Labeling questions inside issue trackers
Aidin Rasti
TL;DR
This work addresses the challenge of spam-like questions in open-source issue trackers by building a binary classifier to label questions versus non-questions. It constructs a large, labeled dataset from the RapidRelease GitHub corpus, applies heavy text cleaning and English filtering, and compares two state-of-the-art sentence-embedding methods (Sentence-BERT and Universal Sentence Encoder) across multiple classifiers. The best result is achieved with Logistic Regression on USE embeddings, achieving about 81.7% accuracy, demonstrating the feasibility of automatic question filtering to alleviate maintainer triage burdens. The study also discusses limitations, potential pipeline integrations with multi-class defect labeling, and avenues for future improvements, such as hyperparameter tuning and exploring neural architectures.
Abstract
One of the issues faced by the maintainers of popular open source software is the triage of newly reported issues. Many of the issues submitted to issue trackers are questions.

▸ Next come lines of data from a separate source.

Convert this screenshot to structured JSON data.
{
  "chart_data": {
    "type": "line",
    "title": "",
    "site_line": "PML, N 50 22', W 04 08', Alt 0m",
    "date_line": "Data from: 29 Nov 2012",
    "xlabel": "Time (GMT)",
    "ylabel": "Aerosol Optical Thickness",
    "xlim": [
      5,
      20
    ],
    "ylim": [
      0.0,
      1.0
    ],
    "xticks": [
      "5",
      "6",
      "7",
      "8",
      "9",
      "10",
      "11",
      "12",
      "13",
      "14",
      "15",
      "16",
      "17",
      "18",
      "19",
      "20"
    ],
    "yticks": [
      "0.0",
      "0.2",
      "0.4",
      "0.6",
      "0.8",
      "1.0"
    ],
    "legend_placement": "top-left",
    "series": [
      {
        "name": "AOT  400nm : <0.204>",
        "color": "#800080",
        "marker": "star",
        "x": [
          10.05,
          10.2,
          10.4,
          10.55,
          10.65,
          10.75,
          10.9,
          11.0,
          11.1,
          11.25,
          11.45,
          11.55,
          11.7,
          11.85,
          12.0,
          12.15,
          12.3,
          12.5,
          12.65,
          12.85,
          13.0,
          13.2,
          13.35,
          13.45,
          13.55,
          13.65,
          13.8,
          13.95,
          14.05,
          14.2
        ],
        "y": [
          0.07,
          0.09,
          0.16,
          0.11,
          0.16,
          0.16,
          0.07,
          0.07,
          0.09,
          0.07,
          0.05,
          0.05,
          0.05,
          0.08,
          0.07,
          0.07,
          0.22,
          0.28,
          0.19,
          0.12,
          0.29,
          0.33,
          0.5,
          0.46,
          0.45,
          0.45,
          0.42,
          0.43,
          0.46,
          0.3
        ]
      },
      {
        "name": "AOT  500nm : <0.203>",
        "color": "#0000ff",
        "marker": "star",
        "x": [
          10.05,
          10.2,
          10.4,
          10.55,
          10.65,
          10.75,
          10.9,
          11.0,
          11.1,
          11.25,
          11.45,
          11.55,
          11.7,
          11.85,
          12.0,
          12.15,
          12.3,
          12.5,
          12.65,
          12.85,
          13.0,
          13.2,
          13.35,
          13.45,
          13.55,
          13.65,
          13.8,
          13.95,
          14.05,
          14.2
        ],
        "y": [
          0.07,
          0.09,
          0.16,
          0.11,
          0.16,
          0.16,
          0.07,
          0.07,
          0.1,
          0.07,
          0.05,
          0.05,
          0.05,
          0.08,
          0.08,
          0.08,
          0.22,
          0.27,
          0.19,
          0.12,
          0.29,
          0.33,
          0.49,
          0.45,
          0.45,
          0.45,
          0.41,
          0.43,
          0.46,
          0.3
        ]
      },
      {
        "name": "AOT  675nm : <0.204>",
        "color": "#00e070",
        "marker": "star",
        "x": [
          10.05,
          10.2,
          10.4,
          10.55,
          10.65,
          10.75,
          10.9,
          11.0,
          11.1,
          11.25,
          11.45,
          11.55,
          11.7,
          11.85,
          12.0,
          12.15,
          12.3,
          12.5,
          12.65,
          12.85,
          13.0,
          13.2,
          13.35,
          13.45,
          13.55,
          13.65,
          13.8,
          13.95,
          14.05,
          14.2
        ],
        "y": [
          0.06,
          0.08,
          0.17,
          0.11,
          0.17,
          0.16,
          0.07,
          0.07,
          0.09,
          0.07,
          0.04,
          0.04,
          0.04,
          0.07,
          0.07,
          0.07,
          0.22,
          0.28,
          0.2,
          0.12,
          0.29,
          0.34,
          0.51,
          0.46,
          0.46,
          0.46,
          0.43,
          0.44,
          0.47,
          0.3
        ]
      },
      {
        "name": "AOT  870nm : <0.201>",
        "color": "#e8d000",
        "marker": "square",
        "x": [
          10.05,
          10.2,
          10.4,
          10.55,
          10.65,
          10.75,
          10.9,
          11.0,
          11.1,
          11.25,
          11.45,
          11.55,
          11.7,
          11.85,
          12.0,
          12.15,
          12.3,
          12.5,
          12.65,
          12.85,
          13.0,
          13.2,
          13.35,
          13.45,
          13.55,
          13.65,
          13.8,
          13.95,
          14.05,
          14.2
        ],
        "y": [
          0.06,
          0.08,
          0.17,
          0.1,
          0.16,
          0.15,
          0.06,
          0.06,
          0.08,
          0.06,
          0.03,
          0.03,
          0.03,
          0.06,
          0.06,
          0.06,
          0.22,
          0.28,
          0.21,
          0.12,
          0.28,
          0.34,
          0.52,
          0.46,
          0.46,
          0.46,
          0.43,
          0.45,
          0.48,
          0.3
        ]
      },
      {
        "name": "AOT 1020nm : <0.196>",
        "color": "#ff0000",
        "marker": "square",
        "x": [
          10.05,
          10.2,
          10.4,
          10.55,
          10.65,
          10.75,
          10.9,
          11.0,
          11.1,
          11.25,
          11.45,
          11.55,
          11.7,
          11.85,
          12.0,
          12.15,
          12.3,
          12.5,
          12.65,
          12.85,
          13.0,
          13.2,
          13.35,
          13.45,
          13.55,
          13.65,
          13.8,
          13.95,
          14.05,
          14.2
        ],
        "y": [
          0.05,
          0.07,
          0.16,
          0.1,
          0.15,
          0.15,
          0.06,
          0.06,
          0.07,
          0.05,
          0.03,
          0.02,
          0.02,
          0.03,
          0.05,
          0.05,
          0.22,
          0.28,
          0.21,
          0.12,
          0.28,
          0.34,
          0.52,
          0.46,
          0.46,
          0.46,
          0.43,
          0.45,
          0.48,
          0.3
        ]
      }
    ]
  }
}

Many people ask questions on issue trackers about their problem instead of using a proper QA website like StackOverflow. This may seem insignificant but for many of the big projects with thousands of users, this leads to spamming of the issue tracker. Reading and labeling these unrelated issues manually is a serious time consuming task and these unrelated questions add to the burden. In fact, most often maintainers demand to not submit questions in the issue tracker. To address this problem, first, we leveraged dozens of patterns to clean text of issues, we removed noises like logs, stack traces, environment variables, error messages, etc. Second, we have implemented a classification-based approach to automatically label unrelated questions. Empirical evaluations on a dataset of more than 102,000 records show that our approach can label questions with an accuracy of over 81%.